Quoting more policies that don’t have to reviewed by underwriting before binding means better efficiency through the quoting process. Lower quote-to-bind ratios typically reflect either an intentional effort to chase classes of business that require more underwriting sophistication or a lack of understanding of carrier appetite.

Average Account Premium

Understanding average premium written by account and line-of-business is important to understanding prospecting and production required to reach annual goals. For example, let’s assume a producer has annual new small business production goals of $250,000. If a producer’s targeted class of businesses has an average annual premium of $2,500, and the producer’s close rate is 40%, that means the producer will have to quote 250 businesses a year (approximately 5 per week) to write 100 BOPs (approximately 2 per week). One way to increase the average account premium is to identify businesses that also have other needs and can cross-sell other lines (i.e. business auto, cyber, EPLI, professional liability). A higher average account premium lowers the activity needed to achieve annual production goals.

Prospecting Pipeline / X Date

The most successful producers are those that understand two important concepts: (1) being top-of-mind for a customer when they are ready to buy is crucial, and (2) every sale means the producer has just lost their “best prospect”. A strong pipeline of engaged prospects (or contacted commercial X-date list) can be gold to a producer. The right number of engaged prospects will vary depending on average premium size, how many average attempts it takes to quote a business, and close ratio.

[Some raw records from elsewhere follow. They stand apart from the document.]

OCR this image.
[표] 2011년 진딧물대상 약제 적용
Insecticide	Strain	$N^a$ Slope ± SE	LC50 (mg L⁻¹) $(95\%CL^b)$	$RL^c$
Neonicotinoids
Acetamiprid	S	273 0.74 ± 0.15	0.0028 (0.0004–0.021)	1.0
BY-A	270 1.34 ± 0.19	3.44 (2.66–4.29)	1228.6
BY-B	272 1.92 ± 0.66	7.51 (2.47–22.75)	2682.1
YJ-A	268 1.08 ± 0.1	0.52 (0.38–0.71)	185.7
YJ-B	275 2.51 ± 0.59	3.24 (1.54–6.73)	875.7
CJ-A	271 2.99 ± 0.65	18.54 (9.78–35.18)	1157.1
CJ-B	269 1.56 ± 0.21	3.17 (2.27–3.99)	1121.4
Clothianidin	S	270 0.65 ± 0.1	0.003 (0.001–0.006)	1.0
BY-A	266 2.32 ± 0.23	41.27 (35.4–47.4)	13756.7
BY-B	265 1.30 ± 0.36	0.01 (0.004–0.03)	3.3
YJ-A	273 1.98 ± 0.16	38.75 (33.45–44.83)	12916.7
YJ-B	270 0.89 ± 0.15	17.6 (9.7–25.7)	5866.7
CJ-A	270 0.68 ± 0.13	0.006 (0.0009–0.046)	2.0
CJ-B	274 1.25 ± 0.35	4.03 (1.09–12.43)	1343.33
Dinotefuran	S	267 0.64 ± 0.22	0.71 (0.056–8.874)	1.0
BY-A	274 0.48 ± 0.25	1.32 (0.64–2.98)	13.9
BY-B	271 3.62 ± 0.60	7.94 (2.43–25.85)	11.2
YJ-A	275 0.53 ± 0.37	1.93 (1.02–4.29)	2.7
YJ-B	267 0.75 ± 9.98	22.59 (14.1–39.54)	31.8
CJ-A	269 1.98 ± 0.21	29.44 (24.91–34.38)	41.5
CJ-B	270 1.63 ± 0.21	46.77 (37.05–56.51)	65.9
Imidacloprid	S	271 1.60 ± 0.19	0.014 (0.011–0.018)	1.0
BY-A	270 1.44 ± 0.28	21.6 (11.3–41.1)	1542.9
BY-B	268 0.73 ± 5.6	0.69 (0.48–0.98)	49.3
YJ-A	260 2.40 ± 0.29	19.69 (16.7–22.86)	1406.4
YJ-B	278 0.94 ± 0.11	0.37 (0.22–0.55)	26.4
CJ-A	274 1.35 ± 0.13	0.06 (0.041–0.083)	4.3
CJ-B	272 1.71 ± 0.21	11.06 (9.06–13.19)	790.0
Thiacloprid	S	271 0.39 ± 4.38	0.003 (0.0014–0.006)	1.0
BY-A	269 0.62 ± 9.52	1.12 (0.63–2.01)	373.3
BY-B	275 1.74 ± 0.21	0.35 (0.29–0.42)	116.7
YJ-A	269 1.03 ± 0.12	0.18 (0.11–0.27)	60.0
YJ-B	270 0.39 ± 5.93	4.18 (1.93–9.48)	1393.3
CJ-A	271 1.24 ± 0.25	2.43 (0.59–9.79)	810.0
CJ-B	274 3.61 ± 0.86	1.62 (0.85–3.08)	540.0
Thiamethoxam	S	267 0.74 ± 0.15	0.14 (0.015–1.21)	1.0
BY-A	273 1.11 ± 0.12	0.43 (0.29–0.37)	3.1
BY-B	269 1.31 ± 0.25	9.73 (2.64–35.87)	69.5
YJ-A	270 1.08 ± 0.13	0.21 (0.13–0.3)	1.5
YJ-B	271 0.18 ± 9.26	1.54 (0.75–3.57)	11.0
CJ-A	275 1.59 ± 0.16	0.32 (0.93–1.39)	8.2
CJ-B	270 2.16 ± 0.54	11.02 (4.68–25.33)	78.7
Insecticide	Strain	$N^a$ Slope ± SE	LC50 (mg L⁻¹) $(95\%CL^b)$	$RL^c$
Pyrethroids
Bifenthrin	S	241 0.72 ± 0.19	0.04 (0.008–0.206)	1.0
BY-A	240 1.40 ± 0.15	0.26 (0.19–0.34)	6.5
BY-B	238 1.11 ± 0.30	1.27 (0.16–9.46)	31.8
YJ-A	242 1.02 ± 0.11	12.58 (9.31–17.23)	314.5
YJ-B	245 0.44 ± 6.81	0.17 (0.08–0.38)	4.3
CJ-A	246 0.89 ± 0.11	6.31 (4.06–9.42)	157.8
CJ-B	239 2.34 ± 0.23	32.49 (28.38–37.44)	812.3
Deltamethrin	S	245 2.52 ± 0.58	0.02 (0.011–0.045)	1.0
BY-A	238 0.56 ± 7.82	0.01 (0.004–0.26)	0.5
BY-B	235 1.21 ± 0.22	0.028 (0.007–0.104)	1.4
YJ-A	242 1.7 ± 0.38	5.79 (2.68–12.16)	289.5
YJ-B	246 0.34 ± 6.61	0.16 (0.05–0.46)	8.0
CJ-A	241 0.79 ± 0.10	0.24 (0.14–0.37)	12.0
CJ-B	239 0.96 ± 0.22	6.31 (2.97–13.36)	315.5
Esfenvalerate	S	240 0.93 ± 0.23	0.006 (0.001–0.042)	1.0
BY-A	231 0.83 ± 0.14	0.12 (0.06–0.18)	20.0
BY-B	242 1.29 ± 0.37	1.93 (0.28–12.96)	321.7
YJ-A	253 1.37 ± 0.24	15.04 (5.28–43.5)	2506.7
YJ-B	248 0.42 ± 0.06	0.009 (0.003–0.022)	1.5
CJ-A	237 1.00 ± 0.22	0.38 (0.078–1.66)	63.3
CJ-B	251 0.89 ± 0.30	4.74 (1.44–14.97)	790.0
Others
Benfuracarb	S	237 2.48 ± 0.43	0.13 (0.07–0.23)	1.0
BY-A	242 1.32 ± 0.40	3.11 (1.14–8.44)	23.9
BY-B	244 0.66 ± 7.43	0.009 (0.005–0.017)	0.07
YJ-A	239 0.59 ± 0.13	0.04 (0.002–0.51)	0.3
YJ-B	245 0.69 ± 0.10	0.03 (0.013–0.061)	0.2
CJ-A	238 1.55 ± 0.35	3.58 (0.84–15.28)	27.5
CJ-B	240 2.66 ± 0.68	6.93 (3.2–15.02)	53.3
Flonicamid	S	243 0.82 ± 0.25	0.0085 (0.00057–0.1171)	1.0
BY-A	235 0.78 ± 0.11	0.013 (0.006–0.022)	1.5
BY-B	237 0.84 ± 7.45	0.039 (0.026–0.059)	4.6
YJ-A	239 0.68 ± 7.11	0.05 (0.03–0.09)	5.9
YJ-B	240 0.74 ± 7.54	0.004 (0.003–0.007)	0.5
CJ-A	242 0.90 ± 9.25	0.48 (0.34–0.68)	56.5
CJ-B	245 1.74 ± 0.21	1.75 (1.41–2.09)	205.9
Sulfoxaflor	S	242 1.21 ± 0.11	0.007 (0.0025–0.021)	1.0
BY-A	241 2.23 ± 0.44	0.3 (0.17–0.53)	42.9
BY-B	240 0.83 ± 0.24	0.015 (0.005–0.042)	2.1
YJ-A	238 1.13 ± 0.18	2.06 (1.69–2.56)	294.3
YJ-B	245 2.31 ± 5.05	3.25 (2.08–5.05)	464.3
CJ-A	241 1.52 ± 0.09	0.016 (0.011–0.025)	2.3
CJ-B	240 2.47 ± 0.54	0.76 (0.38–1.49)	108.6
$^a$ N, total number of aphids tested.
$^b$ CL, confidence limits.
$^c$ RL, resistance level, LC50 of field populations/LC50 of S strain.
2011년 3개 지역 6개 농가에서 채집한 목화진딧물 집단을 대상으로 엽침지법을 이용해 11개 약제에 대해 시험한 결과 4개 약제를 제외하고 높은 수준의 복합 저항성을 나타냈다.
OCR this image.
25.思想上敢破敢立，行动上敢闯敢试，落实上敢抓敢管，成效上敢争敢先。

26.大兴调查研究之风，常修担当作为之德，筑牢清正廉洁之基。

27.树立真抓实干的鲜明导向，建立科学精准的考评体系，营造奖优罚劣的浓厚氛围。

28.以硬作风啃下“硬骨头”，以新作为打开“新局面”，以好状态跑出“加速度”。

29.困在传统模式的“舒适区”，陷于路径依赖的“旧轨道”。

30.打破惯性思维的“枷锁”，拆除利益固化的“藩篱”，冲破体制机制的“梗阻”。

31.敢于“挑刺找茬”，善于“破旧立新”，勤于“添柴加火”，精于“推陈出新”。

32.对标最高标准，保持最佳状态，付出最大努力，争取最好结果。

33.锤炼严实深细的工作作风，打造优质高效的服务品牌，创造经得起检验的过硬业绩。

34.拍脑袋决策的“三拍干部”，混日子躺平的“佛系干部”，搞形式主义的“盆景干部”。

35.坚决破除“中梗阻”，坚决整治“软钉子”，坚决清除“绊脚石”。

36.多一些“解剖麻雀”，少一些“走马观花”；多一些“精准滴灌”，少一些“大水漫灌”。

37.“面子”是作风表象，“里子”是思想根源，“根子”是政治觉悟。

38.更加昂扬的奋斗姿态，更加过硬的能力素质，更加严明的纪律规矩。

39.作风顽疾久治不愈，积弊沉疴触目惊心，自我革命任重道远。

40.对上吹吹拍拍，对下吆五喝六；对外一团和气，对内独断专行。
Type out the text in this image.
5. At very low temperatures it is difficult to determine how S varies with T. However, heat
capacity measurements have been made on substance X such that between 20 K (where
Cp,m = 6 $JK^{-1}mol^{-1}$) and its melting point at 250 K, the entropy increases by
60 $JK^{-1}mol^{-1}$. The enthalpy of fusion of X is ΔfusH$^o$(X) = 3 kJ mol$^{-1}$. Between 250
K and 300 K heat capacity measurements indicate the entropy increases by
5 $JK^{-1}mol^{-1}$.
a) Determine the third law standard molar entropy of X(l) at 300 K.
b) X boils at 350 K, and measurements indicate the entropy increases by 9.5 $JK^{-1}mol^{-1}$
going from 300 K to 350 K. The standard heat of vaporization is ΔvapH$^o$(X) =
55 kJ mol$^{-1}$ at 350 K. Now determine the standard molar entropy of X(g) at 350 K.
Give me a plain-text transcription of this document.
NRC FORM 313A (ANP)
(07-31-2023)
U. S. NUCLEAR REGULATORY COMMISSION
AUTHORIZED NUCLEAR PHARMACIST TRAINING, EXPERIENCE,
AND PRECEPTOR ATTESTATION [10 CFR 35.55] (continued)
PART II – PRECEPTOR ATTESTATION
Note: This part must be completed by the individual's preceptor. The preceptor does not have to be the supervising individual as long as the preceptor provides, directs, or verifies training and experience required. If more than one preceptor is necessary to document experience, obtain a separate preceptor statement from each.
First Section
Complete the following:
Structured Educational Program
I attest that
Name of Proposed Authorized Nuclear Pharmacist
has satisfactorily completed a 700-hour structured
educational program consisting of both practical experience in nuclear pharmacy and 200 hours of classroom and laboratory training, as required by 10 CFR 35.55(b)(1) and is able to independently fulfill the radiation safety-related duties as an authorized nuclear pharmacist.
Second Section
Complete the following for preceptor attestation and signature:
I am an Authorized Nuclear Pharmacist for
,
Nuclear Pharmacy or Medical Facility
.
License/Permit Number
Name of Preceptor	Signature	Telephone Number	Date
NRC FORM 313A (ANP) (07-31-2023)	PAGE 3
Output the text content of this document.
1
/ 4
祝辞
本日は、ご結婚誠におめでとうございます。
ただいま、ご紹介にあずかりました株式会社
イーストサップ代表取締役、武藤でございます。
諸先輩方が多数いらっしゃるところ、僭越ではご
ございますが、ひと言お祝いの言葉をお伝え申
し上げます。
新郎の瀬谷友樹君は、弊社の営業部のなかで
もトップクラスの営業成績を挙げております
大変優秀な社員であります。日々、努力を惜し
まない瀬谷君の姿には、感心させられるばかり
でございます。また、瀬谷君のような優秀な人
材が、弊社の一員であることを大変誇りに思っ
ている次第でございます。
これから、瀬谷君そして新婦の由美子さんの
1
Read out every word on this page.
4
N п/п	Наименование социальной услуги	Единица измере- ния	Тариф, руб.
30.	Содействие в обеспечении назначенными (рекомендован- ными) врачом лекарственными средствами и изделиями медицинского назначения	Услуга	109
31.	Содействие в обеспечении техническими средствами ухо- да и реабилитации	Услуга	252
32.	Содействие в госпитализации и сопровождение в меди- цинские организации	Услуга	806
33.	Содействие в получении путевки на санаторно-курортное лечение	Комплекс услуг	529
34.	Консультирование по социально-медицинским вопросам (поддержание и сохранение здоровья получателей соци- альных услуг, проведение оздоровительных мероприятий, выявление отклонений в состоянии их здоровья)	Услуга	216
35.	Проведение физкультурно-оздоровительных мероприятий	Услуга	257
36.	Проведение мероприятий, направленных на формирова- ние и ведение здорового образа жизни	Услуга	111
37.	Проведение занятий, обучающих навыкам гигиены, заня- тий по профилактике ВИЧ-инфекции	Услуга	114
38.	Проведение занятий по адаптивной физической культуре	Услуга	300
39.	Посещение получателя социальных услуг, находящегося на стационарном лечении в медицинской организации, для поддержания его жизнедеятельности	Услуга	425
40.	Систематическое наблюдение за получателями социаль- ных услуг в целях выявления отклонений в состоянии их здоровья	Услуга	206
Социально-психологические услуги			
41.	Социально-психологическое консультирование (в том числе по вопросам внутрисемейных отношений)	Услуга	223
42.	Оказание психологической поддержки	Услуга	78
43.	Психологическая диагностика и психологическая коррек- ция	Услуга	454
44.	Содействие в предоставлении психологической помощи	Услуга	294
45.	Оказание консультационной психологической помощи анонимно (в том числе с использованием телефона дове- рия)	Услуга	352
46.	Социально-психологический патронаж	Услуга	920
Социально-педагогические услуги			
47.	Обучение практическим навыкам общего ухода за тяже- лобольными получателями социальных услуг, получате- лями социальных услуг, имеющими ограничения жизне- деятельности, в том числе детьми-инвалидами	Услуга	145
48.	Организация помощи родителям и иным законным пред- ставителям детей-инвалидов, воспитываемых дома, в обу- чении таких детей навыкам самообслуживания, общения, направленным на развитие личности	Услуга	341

Understanding the business, what is important to the business owner, the business owner’s current insurance relationship, when they renew, and permission to follow-up prior to next renewal can fill a pipeline that will generate future results. Tracking, building, and replenishing an active pipeline to a desired number should be tracked. Falling behind means a producer needs to increase prospecting efforts. Once the desired pipeline number is achieved, a producer can then start replacing lower average premium/lower hit ratio prospects with higher average premium/higher hit ratio prospects.